Não havia trato para casamentos nas festas de fim de ano, os noivados não foram anunciados na quadra chuvosa, pois esta não acontecera, não houve a safra precoce do algodão rasga letra, o fato mais importante esperado por aquelas gentes, era a notícia das primeiras chuvas de manga no Piauí, pois estas representavam, como ainda hoje, prenúncio de inverno no chão nordestino. Não havia vazantes nos açudes, batatas empaioladas. Com a renovação da folhagem dos juazeiros, surgiam, na forma escassa, esqueléticos camaleões, que eram caçados a olhos de lince pelos sertanejos famintos e ocasionais. A ansiedade do povo se voltava para as súplicas aos céus, às idas ao Juazeiro de Padre Cícero, para deixarem suas oferendas e clamar por chuva para encurtar a seca inclemente.

Por esses tempos a caatinga nordestina era um braseiro acinzentado, mudo, sem vida, só o sibilo do cascavel peçonhento, nas veredas estorricadas e pedreguentas se podia ouvir. As abelhas ganharam os caminhos das matas cearenses, não houvera a presença de aves de arribação, as poucas existentes não ultrapassaram a estação da maturação dos frutos da favela. A morte dos homens, mulheres e crianças era uma questão iminente, aquelas tísicas e prenhas com uma agudez anêmica, não havia rapadura pelo menos, e estas as doenças de menino, como o crupe, respondia pelas noites de excelências cantadas, em razão da morte dos infantes que se iam de forma prematura.

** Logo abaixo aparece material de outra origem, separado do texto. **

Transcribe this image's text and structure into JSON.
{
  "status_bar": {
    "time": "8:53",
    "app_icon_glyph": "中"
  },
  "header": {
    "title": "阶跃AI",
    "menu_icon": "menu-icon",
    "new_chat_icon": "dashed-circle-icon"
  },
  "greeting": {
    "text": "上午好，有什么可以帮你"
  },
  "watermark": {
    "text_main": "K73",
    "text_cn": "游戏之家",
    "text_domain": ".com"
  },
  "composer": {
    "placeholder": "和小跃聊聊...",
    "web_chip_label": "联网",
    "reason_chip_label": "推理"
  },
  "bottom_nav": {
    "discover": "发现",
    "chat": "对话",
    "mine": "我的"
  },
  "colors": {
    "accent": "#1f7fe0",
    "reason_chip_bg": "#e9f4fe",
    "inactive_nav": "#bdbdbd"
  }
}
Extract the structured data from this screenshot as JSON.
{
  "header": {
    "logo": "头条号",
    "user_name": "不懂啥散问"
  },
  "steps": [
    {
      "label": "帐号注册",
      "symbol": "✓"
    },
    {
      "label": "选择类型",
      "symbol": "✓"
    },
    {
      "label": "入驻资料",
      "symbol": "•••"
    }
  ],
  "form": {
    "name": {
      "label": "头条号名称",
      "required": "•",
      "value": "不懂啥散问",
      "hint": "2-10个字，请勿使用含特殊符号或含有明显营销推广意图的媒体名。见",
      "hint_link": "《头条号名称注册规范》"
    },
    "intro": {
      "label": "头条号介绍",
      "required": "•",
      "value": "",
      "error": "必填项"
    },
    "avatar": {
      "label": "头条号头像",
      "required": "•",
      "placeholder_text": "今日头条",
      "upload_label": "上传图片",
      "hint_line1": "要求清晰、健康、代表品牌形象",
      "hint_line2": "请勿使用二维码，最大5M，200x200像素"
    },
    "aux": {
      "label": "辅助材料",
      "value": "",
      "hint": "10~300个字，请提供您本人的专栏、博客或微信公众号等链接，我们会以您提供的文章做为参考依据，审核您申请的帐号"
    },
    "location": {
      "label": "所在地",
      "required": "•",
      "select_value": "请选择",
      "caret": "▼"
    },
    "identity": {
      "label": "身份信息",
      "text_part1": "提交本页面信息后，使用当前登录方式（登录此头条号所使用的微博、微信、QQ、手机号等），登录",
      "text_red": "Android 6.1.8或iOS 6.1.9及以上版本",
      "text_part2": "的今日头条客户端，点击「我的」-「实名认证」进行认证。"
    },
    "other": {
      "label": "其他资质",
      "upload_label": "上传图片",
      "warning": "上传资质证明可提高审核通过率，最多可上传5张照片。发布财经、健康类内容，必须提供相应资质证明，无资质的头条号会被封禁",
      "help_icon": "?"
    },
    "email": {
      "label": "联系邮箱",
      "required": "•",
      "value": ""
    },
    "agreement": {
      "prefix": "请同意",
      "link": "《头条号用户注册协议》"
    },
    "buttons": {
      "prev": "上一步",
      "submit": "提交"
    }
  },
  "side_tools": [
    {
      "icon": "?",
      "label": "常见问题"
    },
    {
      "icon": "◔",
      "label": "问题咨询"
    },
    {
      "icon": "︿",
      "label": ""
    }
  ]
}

O sertanejo, de todas as formas, procurava os sinais que prenunciassem a próxima quadra chuvosa, a barra quebrando ao amanhecer, trazia o vermelhão quão lavras vulcânicas incandescentes, o vento do norte continuava sibilando, o caburé de orelha, pequenino, mais de uma simbologia ímpar para prenunciar as primeiras chuvas, quando externava o seu piado de forma incontrolável, continuava mudo, embora nunca tenha abandonado sua morada nas oiticicas centenárias do feudo matriarcal da aguerrida Severina do velho Justiniano, no riacho do saco. O canto choco dos anus pretos não aparecia, as enxuís não mudaram a entrada dos seus ninhos com suas cachopas entulhadas de fios. A velha acauã também não aparecera ainda, sua mudez era um mistério, principalmente para o sertanejo seridoense que nunca deixara de avistá-la nas tardes dezembrinas ou no quarto crescente quando das noites estreladas. A paciência se esgotava, forragens minguadas nas áreas ribeirinhas, umbuzeiros desfolhados e seus tubérculos secos e laxados pela ação do homem sedento, sem floração. As festas natalinas ficaram nos limites de rezarias suplicantes, as águas de março e o abril chuvoso eram uma visão tão longínqua e imaginária que só as lágrimas de mulheres e homens famintos regavam o livre pensar e o longo penar. Assim, o velho matuto comboieiro Chico Elo descreveu a seca de quinze, uma recordação da casa dos mortos nos sertões bravios do meu Seridó.

Na Chã da Graúna,
A lua ainda era quarto crescente no mês das cobras/2008.

(*) Professor do Curso de Direito da UFRN.

2 comentários:

Anônimo disse...

No afã de passar uma aura de erudição, os textos de Jair de Trojota se tornam maçantes. Jair, você tem olho para enxergar o clímax de certas realidades. Valorize esse dom, não canse seus leitores com uma prosa metida a besta.

Anônimo disse...

Nao e JaiR de Trojota e Jaiir de Trochota.